Big changes in the way the state's 153 charter schools are monitored and regulated are likely to emerge from this year's legislative session. If so, it would be the first time since 1991, when the state blazed a national trail by passing charter school legislation, that state lawmakers have overhauled the system in such a way.

Minnesota's charters, which serve 30,000 students, will probably face a future of tighter controls, more oversight and increased training for charter school teachers and governing boards. Over the years, charter schools have been battered by problems with poor student performance, fiscal woes, conflicts of interest and charges of inappropriate mixing of public education and private religion.

But supporters argue that the schools mostly work and that they provide specialized teaching for students who might not flourish in a normal public school classroom. Charters are also a cornerstone of school choice and have become an accepted part of the state's K-12 landscape.

Both the House and Senate are studying the charter schools issue and plan to introduce bills to tighten regulations.

"The public is questioning how the schools are operating," said Kathy Saltzman, DFL-Woodbury, and chairwoman of the Senate charter schools working group. "And there are some charter schools that aren't working."

Proposed legislation should also come from the Department of Education in February. Minnesota Association of Charter Schools officials beat everyone to the punch Thursday, presenting a proposal for legislation.

Association Executive Director Eugene Piccolo said the proposal recommends tightening conflict-of-interest laws to prevent more than one family member from serving on boards, requiring board members to undergo training in both financial matters and board responsibilities, and limits to the practice of sponsors selling services to the charter schools they are supposed to oversee. Many of the measures, Piccolo said, are meant to answer legislative critics who argue that charters haven't been accountable enough for their governance and operations.

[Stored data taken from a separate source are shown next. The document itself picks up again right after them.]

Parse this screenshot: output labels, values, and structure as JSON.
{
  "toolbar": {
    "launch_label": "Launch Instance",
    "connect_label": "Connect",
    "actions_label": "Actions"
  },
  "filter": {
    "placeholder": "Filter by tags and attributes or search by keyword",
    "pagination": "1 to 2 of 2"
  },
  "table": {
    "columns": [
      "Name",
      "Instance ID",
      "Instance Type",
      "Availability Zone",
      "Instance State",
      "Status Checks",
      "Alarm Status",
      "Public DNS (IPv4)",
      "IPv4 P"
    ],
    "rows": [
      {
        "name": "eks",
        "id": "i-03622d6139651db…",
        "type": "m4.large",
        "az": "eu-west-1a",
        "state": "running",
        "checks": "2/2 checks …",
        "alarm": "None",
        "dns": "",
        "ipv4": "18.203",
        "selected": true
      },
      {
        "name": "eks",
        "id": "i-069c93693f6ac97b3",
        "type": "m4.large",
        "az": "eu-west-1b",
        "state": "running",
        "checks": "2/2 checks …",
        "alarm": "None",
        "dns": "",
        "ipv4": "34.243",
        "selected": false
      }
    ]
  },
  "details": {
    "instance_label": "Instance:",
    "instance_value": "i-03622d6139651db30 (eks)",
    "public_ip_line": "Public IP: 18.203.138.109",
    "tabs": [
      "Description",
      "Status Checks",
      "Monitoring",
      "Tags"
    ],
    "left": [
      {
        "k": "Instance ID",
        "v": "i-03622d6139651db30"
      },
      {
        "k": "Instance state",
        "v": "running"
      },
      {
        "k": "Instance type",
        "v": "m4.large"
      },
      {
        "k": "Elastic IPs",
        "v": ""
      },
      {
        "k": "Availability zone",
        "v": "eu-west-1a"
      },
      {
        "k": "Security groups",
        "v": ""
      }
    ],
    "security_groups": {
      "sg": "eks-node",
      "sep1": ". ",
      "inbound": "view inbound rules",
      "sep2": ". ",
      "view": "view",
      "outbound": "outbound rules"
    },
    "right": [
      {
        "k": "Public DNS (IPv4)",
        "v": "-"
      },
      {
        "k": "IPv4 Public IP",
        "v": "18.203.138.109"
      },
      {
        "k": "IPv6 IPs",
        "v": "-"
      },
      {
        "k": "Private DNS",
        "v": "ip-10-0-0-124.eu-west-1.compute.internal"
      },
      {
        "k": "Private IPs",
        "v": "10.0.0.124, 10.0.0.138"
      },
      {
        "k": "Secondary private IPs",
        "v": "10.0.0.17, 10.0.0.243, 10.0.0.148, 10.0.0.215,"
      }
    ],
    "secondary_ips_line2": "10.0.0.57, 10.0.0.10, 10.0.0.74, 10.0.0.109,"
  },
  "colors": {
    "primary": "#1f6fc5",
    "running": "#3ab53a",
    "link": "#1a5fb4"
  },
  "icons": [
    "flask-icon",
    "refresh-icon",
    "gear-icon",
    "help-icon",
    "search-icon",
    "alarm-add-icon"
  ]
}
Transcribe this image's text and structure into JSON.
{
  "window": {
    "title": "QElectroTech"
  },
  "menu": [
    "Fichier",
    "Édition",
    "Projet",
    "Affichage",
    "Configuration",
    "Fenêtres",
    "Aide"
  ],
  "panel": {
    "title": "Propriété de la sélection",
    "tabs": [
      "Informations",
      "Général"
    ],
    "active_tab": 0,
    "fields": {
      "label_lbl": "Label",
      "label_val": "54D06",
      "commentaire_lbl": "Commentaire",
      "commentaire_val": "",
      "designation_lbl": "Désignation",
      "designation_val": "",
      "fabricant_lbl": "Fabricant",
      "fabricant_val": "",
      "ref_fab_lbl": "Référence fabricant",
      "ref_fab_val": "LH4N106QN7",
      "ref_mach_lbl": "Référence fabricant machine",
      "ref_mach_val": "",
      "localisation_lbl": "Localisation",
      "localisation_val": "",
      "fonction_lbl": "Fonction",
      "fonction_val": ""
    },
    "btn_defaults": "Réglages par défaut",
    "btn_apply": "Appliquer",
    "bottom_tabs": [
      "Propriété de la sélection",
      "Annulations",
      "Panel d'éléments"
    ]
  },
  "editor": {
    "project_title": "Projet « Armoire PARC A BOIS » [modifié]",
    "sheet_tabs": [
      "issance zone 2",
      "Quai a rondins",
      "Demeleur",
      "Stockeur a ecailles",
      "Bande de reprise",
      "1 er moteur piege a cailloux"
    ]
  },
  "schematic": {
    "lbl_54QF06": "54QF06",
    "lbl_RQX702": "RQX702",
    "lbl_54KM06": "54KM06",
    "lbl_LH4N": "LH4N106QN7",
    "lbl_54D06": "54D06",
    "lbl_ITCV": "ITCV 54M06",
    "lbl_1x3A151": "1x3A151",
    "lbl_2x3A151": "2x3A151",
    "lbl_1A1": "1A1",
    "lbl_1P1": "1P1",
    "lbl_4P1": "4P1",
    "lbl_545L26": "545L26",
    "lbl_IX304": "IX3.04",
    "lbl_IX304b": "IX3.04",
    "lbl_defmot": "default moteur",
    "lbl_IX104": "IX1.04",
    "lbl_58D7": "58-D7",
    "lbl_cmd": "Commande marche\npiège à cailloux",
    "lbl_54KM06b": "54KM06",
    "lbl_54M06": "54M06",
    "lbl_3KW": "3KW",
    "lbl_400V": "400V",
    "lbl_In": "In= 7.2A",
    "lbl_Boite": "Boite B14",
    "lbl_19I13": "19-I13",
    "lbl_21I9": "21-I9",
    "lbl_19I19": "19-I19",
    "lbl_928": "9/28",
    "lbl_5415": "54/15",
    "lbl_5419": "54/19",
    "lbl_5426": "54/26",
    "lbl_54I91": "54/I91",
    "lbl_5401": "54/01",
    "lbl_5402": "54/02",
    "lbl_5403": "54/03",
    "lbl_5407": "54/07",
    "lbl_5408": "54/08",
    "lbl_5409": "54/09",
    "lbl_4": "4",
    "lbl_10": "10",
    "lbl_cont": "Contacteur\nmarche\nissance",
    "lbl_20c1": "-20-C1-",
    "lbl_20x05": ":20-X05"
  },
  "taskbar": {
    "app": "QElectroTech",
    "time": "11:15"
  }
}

"We're trying to say to those legislators that we're trying to clean up our act," he said.

Piccolo said such proposals are not related to the lawsuit filed Wednesday against the Tarek ibn Ziyad Academy charter school by the American Civil Liberties Union. The suit charges that the school promotes the Muslim religion.

"We'll have to see if it goes far enough," said Saltzman of the association's plan. Her counterpart in the House, Rep. Linda Slocum, DFL-Richfield, said, "I'm thrilled with this bill." She said much of it could find its way into bills drafted later in the session.

Another six charter schools have been approved to open this fall, Piccolo said. On the average, problems of some sort doom anywhere from one to seven charters schools a year.

A report issued by the Office of the Legislative Auditor last summer found that oversight of charter schools was "unclear and complex," and was duplicated in some areas, and nonexistent in others. It also noted that charters often posted poorer test scores than their regular public school counterparts. On the flip side, it noted that charter schools appeared to have made great strides in terms of school finances. In 2002, one-quarter of the state's charters were in financial trouble, the report found. By 2007, that had dropped to 13 percent.

Legislators are likely to propose freezing the number of new charters. In part, that's in response to criticism that charters suck students, and the state money that comes with them, out of the regular schools. Also, such a freeze could save money. According to House figures, the state spent more than $69 million last year and this year providing aid to charter schools to rent building space.